En définitive, la piètre récolte de céréales de la campagne moissons-battages 2021 va se traduire par une hausse sensible des volumes d’importation et, par ricochet, s‘attendre à une facture plus salée et qui risque même d’exploser, tant les cours mondiaux des céréales primaires sont en constante ascension. En somme, l’ardoise va peser lourdement sur le budget de l’Etat.
Achat de 630 000 tonnes de blé tendre
L’Office algérien interprofessionnel des céréales (OAIC) ouvre le bal des approvisionnements 2022. En effet, l’OAIC s’apprête à réceptionner 630 000 tonnes de blé meunier récupérées d’un avis d’appel d’offres, lancé par ses soins au mois de décembre avec pour condition de livraison en mars prochain.

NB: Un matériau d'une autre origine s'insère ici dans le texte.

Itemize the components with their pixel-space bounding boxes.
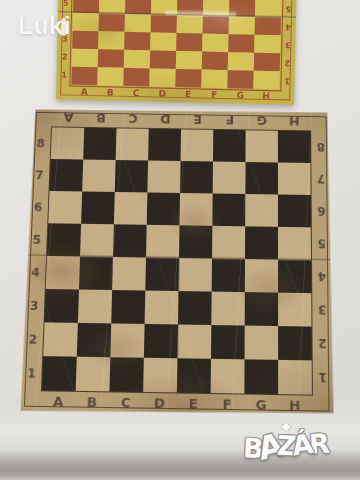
rank-label: 4	[311, 260, 332, 293]
square-a1	[71, 67, 97, 86]
rank-label: 3	[280, 35, 295, 53]
square-h7	[278, 162, 311, 195]
square-h5	[255, 0, 281, 17]
file-label: A	[41, 390, 76, 411]
square-b8	[83, 128, 116, 160]
square-a6	[48, 191, 82, 224]
rank-label: 5	[311, 227, 332, 260]
rank-label: 4	[25, 256, 47, 289]
file-label: A	[52, 108, 85, 127]
rank-label: 2	[280, 53, 295, 71]
square-g2	[228, 52, 254, 71]
square-h3	[254, 35, 280, 54]
square-g2	[245, 326, 279, 360]
file-label: A	[71, 85, 97, 101]
square-c5	[113, 224, 147, 257]
rank-label: 1	[312, 360, 334, 395]
rank-label: 8	[30, 127, 52, 159]
file-label: C	[116, 109, 149, 128]
square-b2	[77, 323, 111, 357]
square-f4	[212, 259, 245, 293]
square-b7	[82, 159, 115, 191]
square-h5	[278, 227, 311, 260]
square-d6	[147, 192, 180, 225]
square-e4	[178, 258, 212, 292]
square-d4	[145, 257, 179, 291]
square-g4	[229, 16, 255, 35]
square-d1	[143, 358, 177, 393]
square-c3	[124, 32, 150, 51]
square-d5	[151, 0, 177, 15]
square-b3	[98, 31, 124, 50]
file-label: D	[149, 86, 175, 102]
file-label: E	[181, 110, 213, 130]
square-b1	[97, 67, 123, 86]
file-label: E	[175, 87, 201, 103]
square-c2	[124, 50, 150, 69]
square-e6	[180, 193, 213, 226]
square-h3	[278, 293, 311, 327]
square-c7	[115, 160, 148, 192]
file-label: G	[244, 394, 278, 415]
rank-label: 6	[311, 195, 332, 228]
square-e2	[176, 51, 202, 70]
square-c4	[125, 14, 151, 33]
rank-label: 2	[22, 322, 45, 356]
square-e7	[180, 161, 213, 193]
square-a7	[50, 159, 84, 191]
square-g1	[244, 359, 278, 394]
square-e5	[177, 0, 203, 16]
square-d7	[147, 160, 180, 192]
square-a5	[73, 0, 99, 13]
square-a2	[72, 49, 98, 68]
square-a1	[42, 356, 77, 391]
logo-letter: Á	[290, 428, 315, 462]
file-label: H	[253, 89, 279, 105]
rank-label: 5	[58, 0, 73, 13]
square-g3	[245, 292, 278, 326]
rank-label: 1	[21, 356, 44, 390]
square-b5	[99, 0, 125, 14]
square-e3	[178, 291, 212, 325]
file-label: B	[75, 391, 109, 412]
square-c6	[114, 192, 147, 225]
border-corner	[312, 395, 334, 416]
file-label: F	[213, 111, 245, 131]
square-d3	[145, 291, 179, 325]
square-d4	[151, 14, 177, 33]
square-f3	[202, 34, 228, 53]
square-d2	[150, 50, 176, 69]
rank-label: 7	[29, 159, 51, 191]
file-label: C	[123, 86, 149, 102]
square-g4	[245, 259, 278, 293]
rank-label: 8	[310, 131, 331, 163]
square-f2	[202, 52, 228, 71]
square-c1	[109, 357, 143, 392]
square-f3	[211, 292, 245, 326]
file-label: C	[109, 391, 143, 412]
square-e8	[181, 129, 214, 161]
square-h2	[254, 53, 280, 72]
square-f8	[213, 130, 246, 162]
square-d2	[144, 324, 178, 358]
square-e1	[175, 69, 201, 88]
square-h1	[278, 360, 312, 395]
rank-label: 1	[56, 66, 71, 84]
seller-watermark: Luki	[18, 12, 71, 40]
file-label: F	[210, 393, 244, 414]
square-h8	[278, 131, 311, 163]
square-d8	[148, 129, 181, 161]
rank-label: 1	[279, 71, 294, 89]
file-label: H	[278, 112, 310, 132]
rank-label: 2	[57, 48, 72, 66]
square-f6	[212, 193, 245, 226]
file-label: G	[246, 111, 278, 131]
marketplace-logo: BAZÁR	[244, 428, 328, 463]
yellow-red-chessboard: ABCDEFGH8877665544332211ABCDEFGH	[56, 0, 298, 105]
square-d3	[150, 32, 176, 51]
square-b6	[81, 191, 115, 224]
board-grid: ABCDEFGH8877665544332211ABCDEFGH	[20, 108, 334, 416]
rank-label: 5	[26, 223, 48, 256]
square-e5	[179, 225, 212, 258]
square-a8	[51, 127, 84, 159]
file-label: B	[97, 85, 123, 101]
square-e1	[177, 358, 211, 393]
square-a5	[47, 223, 81, 256]
square-b2	[98, 49, 124, 68]
file-label: G	[227, 88, 253, 104]
rank-label: 4	[281, 17, 296, 35]
file-label: D	[143, 392, 177, 413]
square-g5	[245, 226, 278, 259]
square-d1	[149, 68, 175, 87]
square-b4	[99, 13, 125, 32]
square-e2	[177, 324, 211, 358]
worn-black-beige-chessboard: ABCDEFGH8877665544332211ABCDEFGH	[20, 108, 334, 416]
square-c3	[111, 290, 145, 324]
border-corner	[20, 390, 42, 411]
square-h6	[278, 194, 311, 227]
square-g7	[245, 162, 278, 194]
square-a4	[46, 256, 80, 290]
square-h1	[253, 71, 279, 90]
square-a4	[73, 13, 99, 32]
rank-label: 3	[311, 293, 332, 327]
file-label: F	[201, 88, 227, 104]
square-b4	[79, 256, 113, 290]
square-a3	[45, 289, 79, 323]
square-f5	[212, 226, 245, 259]
square-c8	[116, 128, 149, 160]
square-b1	[76, 357, 111, 392]
rank-label: 3	[23, 289, 45, 323]
square-b3	[78, 289, 112, 323]
square-f7	[213, 161, 246, 193]
square-f1	[201, 70, 227, 89]
file-label: H	[278, 394, 312, 415]
rank-label: 7	[310, 163, 331, 195]
file-label: E	[177, 392, 211, 413]
file-label: B	[84, 109, 117, 128]
square-c1	[123, 68, 149, 87]
square-g5	[229, 0, 255, 17]
square-f4	[203, 16, 229, 35]
border-corner	[31, 108, 52, 127]
square-h4	[255, 17, 281, 36]
border-corner	[279, 89, 294, 104]
border-corner	[310, 112, 331, 131]
square-e3	[176, 33, 202, 52]
square-b5	[80, 224, 114, 257]
border-corner	[56, 84, 71, 99]
square-a2	[43, 322, 78, 356]
square-c4	[112, 257, 146, 291]
square-f5	[203, 0, 229, 16]
square-g3	[228, 34, 254, 53]
square-c2	[110, 323, 144, 357]
square-d5	[146, 225, 180, 258]
rank-label: 6	[27, 191, 49, 224]
square-g1	[227, 70, 253, 89]
listing-photo: ABCDEFGH8877665544332211ABCDEFGH ABCDEFG…	[0, 0, 360, 480]
square-g6	[245, 194, 278, 227]
square-g8	[245, 130, 277, 162]
file-label: D	[149, 110, 182, 129]
board-grid: ABCDEFGH8877665544332211ABCDEFGH	[56, 0, 298, 105]
rank-label: 2	[311, 327, 333, 361]
square-a3	[72, 31, 98, 50]
square-h4	[278, 260, 311, 294]
square-c5	[125, 0, 151, 14]
square-h2	[278, 326, 312, 360]
square-f1	[211, 359, 245, 394]
rank-label: 5	[281, 0, 296, 18]
square-e4	[177, 15, 203, 34]
square-f2	[211, 325, 245, 359]
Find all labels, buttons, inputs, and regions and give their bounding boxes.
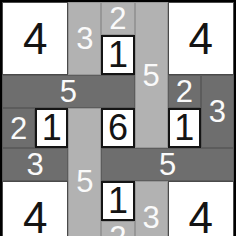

Autrement dit, l’Office a réglé un appel d’offres retardé pour l’achat de blé de meunerie.
Notons que pour cette année, la concurrence du blé russe sera plus forte depuis qu’il répond aux exigences phytosanitaires exigées par l’OAIC. Ce qui laisse penser qu’il y aura débat autour des origines retenues par l’acheteur algérien car il faut s’attendre à ce que la France cède du terrain vis-à-vis du marché algérien.
Rappelons que le Conseil international des céréales (CIC) a révisé à la hausse son estimation de production mondiale de blé à 781 millions de tonnes contre 777 affichés précédemment. Cela est notamment dû à l’Australie dont la production est revue en hausse à 35,5 millions contre 32 millions auparavant.